Gitlab down? What caused it and how to prepare for it
GitLab is an open-source platform based on Git. It includes a full suite of tools and functionality for managing Git repositories, project planning, continuous integration/continuous deployment (CI/CD), code review, issue tracking, and more. GitLab effectively combines the entire software development lifecycle into a single smooth interface, simplifying and streamlining the process.
On July 11, 2024, the git status website https://status.gitlab.com/ stated that GitLab.com was unavailable. Fortunately, the issue has been addressed, and Gitlab.com is back up and running.

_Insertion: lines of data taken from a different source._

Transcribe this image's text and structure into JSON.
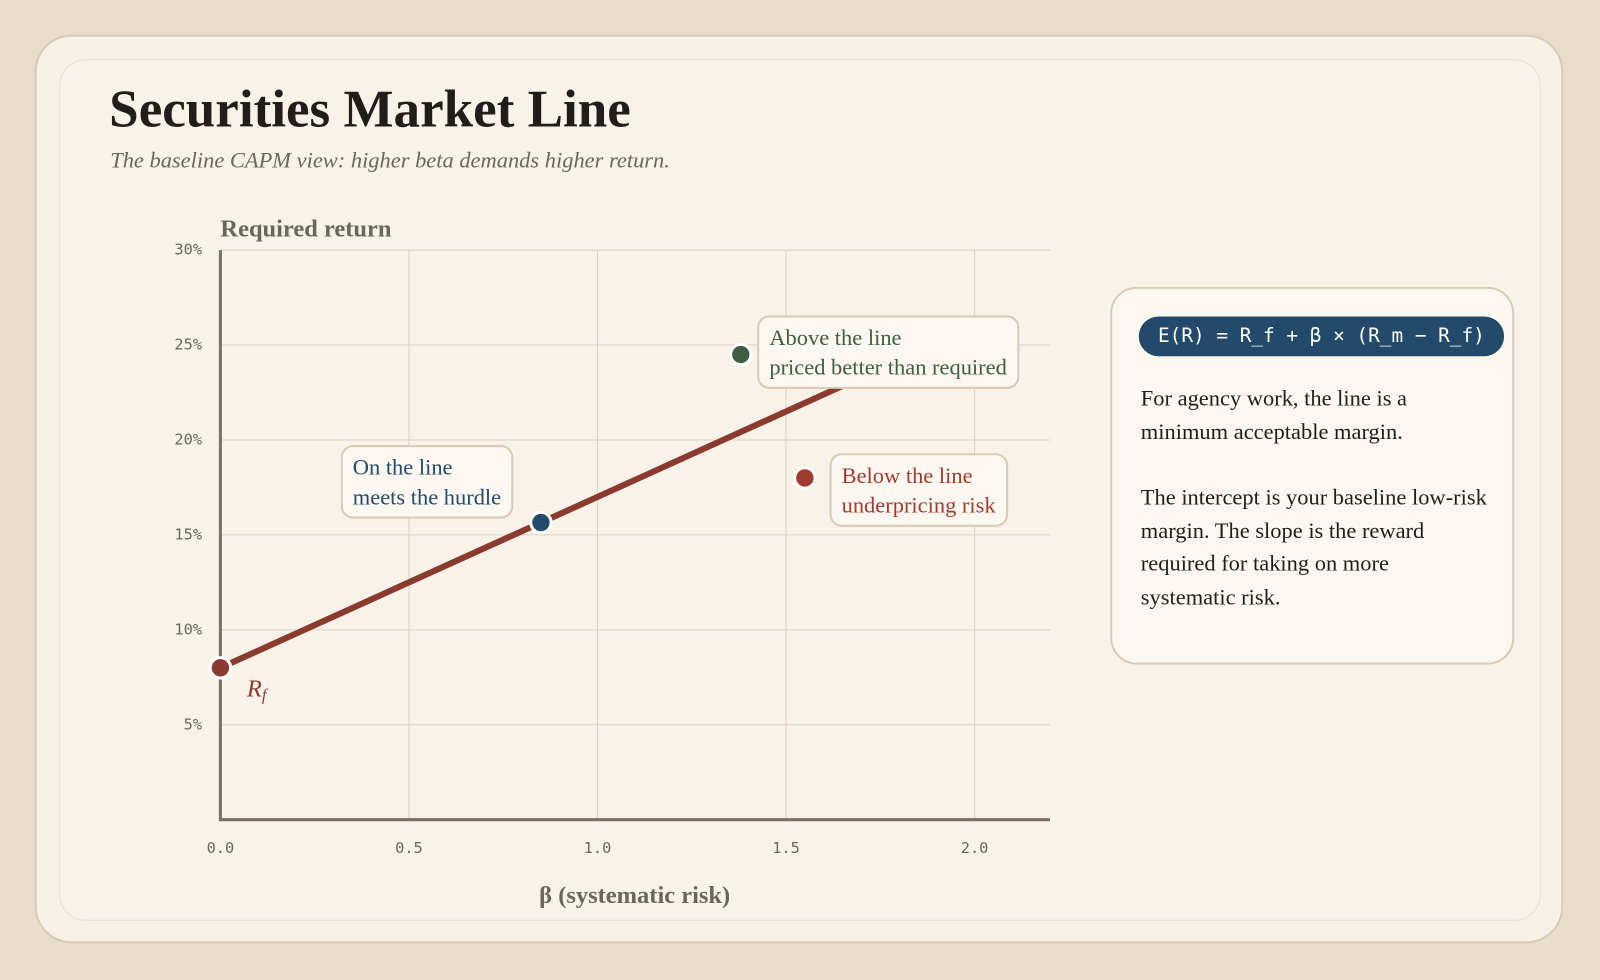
{
  "header": {
    "title": "Securities Market Line",
    "subtitle": "The baseline CAPM view: higher beta demands higher return."
  },
  "chart_data": {
    "type": "line",
    "y_label": "Required return",
    "x_label": "β (systematic risk)",
    "xlim": [
      0,
      2.2
    ],
    "ylim": [
      0,
      30
    ],
    "xticks": [
      {
        "value": 0,
        "label": "0.0"
      },
      {
        "value": 0.5,
        "label": "0.5"
      },
      {
        "value": 1,
        "label": "1.0"
      },
      {
        "value": 1.5,
        "label": "1.5"
      },
      {
        "value": 2,
        "label": "2.0"
      }
    ],
    "yticks": [
      {
        "value": 5,
        "label": "5%"
      },
      {
        "value": 10,
        "label": "10%"
      },
      {
        "value": 15,
        "label": "15%"
      },
      {
        "value": 20,
        "label": "20%"
      },
      {
        "value": 25,
        "label": "25%"
      },
      {
        "value": 30,
        "label": "30%"
      }
    ],
    "grid": true,
    "line": {
      "x": [
        0,
        2
      ],
      "values": [
        8,
        26
      ],
      "color": "#8b3a2f"
    },
    "points": [
      {
        "x": 0,
        "y": 8,
        "color": "#8b3a2f",
        "label": {
          "base": "R",
          "sub": "f"
        }
      },
      {
        "x": 0.85,
        "y": 15.65,
        "color": "#234a6b",
        "label": [
          "On the line",
          "meets the hurdle"
        ]
      },
      {
        "x": 1.38,
        "y": 24.5,
        "color": "#3f5e43",
        "label": [
          "Above the line",
          "priced better than required"
        ]
      },
      {
        "x": 1.55,
        "y": 18,
        "color": "#a13b30",
        "label": [
          "Below the line",
          "underpricing risk"
        ]
      }
    ]
  },
  "panel": {
    "formula": "E(R) = R_f + β × (R_m − R_f)",
    "paragraphs": [
      "For agency work, the line is a minimum acceptable margin.",
      "The intercept is your baseline low-risk margin. The slope is the reward required for taking on more systematic risk."
    ]
  }
}
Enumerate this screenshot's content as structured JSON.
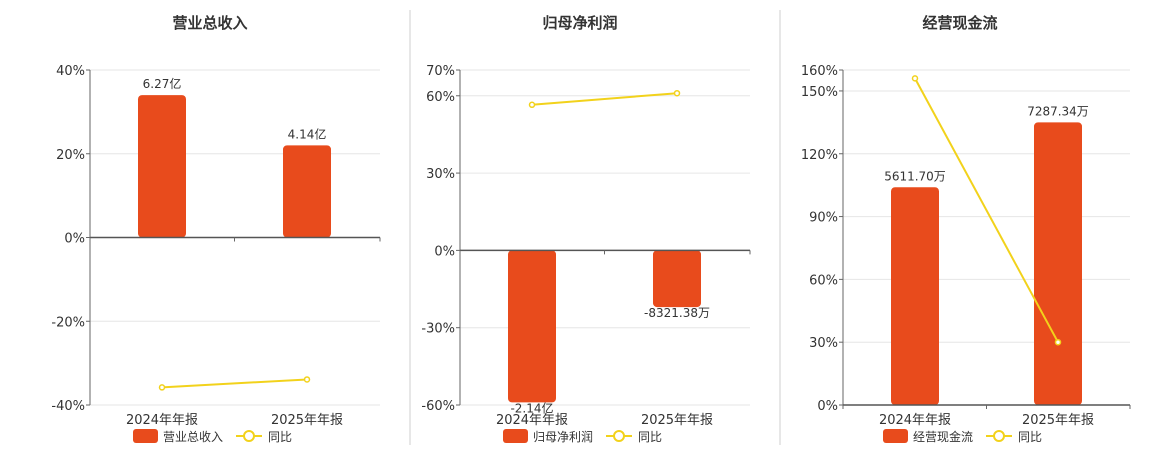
{
  "colors": {
    "bar": "#e84b1c",
    "line": "#f2d21b",
    "point_fill": "#ffffff"
  },
  "legend": {
    "line_label": "同比"
  },
  "chart_data": [
    {
      "type": "bar",
      "title": "营业总收入",
      "categories": [
        "2024年年报",
        "2025年年报"
      ],
      "series": [
        {
          "name": "营业总收入",
          "kind": "bar",
          "values": [
            34,
            22
          ],
          "labels": [
            "6.27亿",
            "4.14亿"
          ]
        },
        {
          "name": "同比",
          "kind": "line",
          "values": [
            -35.8,
            -33.9
          ]
        }
      ],
      "ylim": [
        -40,
        40
      ],
      "yticks": [
        40,
        20,
        0,
        -20,
        -40
      ],
      "ytick_labels": [
        "40%",
        "20%",
        "0%",
        "-20%",
        "-40%"
      ],
      "legend_position": "bottom"
    },
    {
      "type": "bar",
      "title": "归母净利润",
      "categories": [
        "2024年年报",
        "2025年年报"
      ],
      "series": [
        {
          "name": "归母净利润",
          "kind": "bar",
          "values": [
            -59,
            -22
          ],
          "labels": [
            "-2.14亿",
            "-8321.38万"
          ]
        },
        {
          "name": "同比",
          "kind": "line",
          "values": [
            56.5,
            61
          ]
        }
      ],
      "ylim": [
        -60,
        70
      ],
      "yticks": [
        70,
        60,
        30,
        0,
        -30,
        -60
      ],
      "ytick_labels": [
        "70%",
        "60%",
        "30%",
        "0%",
        "-30%",
        "-60%"
      ],
      "legend_position": "bottom"
    },
    {
      "type": "bar",
      "title": "经营现金流",
      "categories": [
        "2024年年报",
        "2025年年报"
      ],
      "series": [
        {
          "name": "经营现金流",
          "kind": "bar",
          "values": [
            104,
            135
          ],
          "labels": [
            "5611.70万",
            "7287.34万"
          ]
        },
        {
          "name": "同比",
          "kind": "line",
          "values": [
            156,
            30
          ]
        }
      ],
      "ylim": [
        0,
        160
      ],
      "yticks": [
        160,
        150,
        120,
        90,
        60,
        30,
        0
      ],
      "ytick_labels": [
        "160%",
        "150%",
        "120%",
        "90%",
        "60%",
        "30%",
        "0%"
      ],
      "legend_position": "bottom"
    }
  ]
}
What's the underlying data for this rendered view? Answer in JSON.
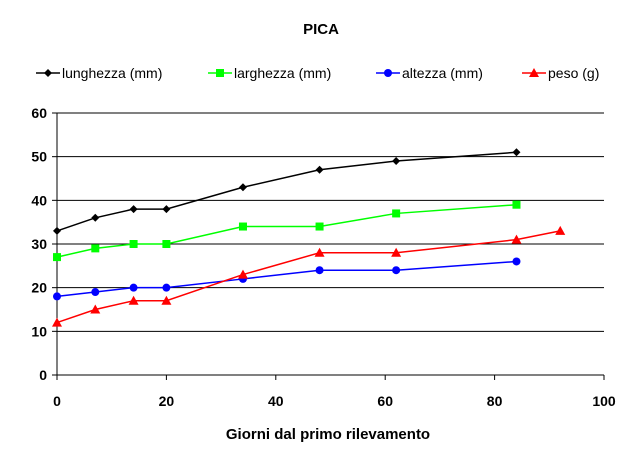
{
  "chart_data": {
    "type": "line",
    "title": "PICA",
    "xlabel": "Giorni dal primo rilevamento",
    "ylabel": "",
    "xlim": [
      0,
      100
    ],
    "ylim": [
      0,
      60
    ],
    "xticks": [
      0,
      20,
      40,
      60,
      80,
      100
    ],
    "yticks": [
      0,
      10,
      20,
      30,
      40,
      50,
      60
    ],
    "grid": "horizontal",
    "legend": "top",
    "series": [
      {
        "name": "lunghezza (mm)",
        "color": "#000000",
        "marker": "diamond",
        "x": [
          0,
          7,
          14,
          20,
          34,
          48,
          62,
          84
        ],
        "y": [
          33,
          36,
          38,
          38,
          43,
          47,
          49,
          51
        ]
      },
      {
        "name": "larghezza (mm)",
        "color": "#00ff00",
        "marker": "square",
        "x": [
          0,
          7,
          14,
          20,
          34,
          48,
          62,
          84
        ],
        "y": [
          27,
          29,
          30,
          30,
          34,
          34,
          37,
          39
        ]
      },
      {
        "name": "altezza (mm)",
        "color": "#0000ff",
        "marker": "circle",
        "x": [
          0,
          7,
          14,
          20,
          34,
          48,
          62,
          84
        ],
        "y": [
          18,
          19,
          20,
          20,
          22,
          24,
          24,
          26
        ]
      },
      {
        "name": "peso (g)",
        "color": "#ff0000",
        "marker": "triangle",
        "x": [
          0,
          7,
          14,
          20,
          34,
          48,
          62,
          84,
          92
        ],
        "y": [
          12,
          15,
          17,
          17,
          23,
          28,
          28,
          31,
          33
        ]
      }
    ]
  }
}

GitLab uses a primary database to store its data. This primary database has copies of itself on multiple servers. These replicas are used to distribute the load and improve performance. The incident was caused by an? input/output (I/O) stall that happened with one of the replica databases.?
A disk I/O is an operation that happens when your computer reads from or writes to a disk (like a hard drive). A stall happens when there is a delay in these operations. As such, a disk I/O stall can slow down system performance, because it’s waiting for the data it needs from the disk. In the case of 11 July, one of the replicas was unable to receive data from the primary database. This means it couldn’t update its data to match the primary database. As a result, any requests that were directed to this replica by the load balancers (which distribute network traffic) failed after a certain period of time (a timeout).
To handle the increasing number of queries, the pod autoscaler (which manages the load) created more worker processes. However, each new worker process also had to discover the failing replica. Once they did, they too got stuck in the queue waiting for responses to their queries. This caused the problem to escalate, creating a snowball effect.
This incident demonstrates how a minor issue can disrupt infrastructure and load-balancing. For more details, refer to the note on the issue here.?
To mitigate the impact of GitLab downtimes, consider the following precautions:
Schedule regular backups of your GitLab repositories, including the database and configuration files.
Have a clear recovery plan in place, detailing steps to restore service and access backups quickly.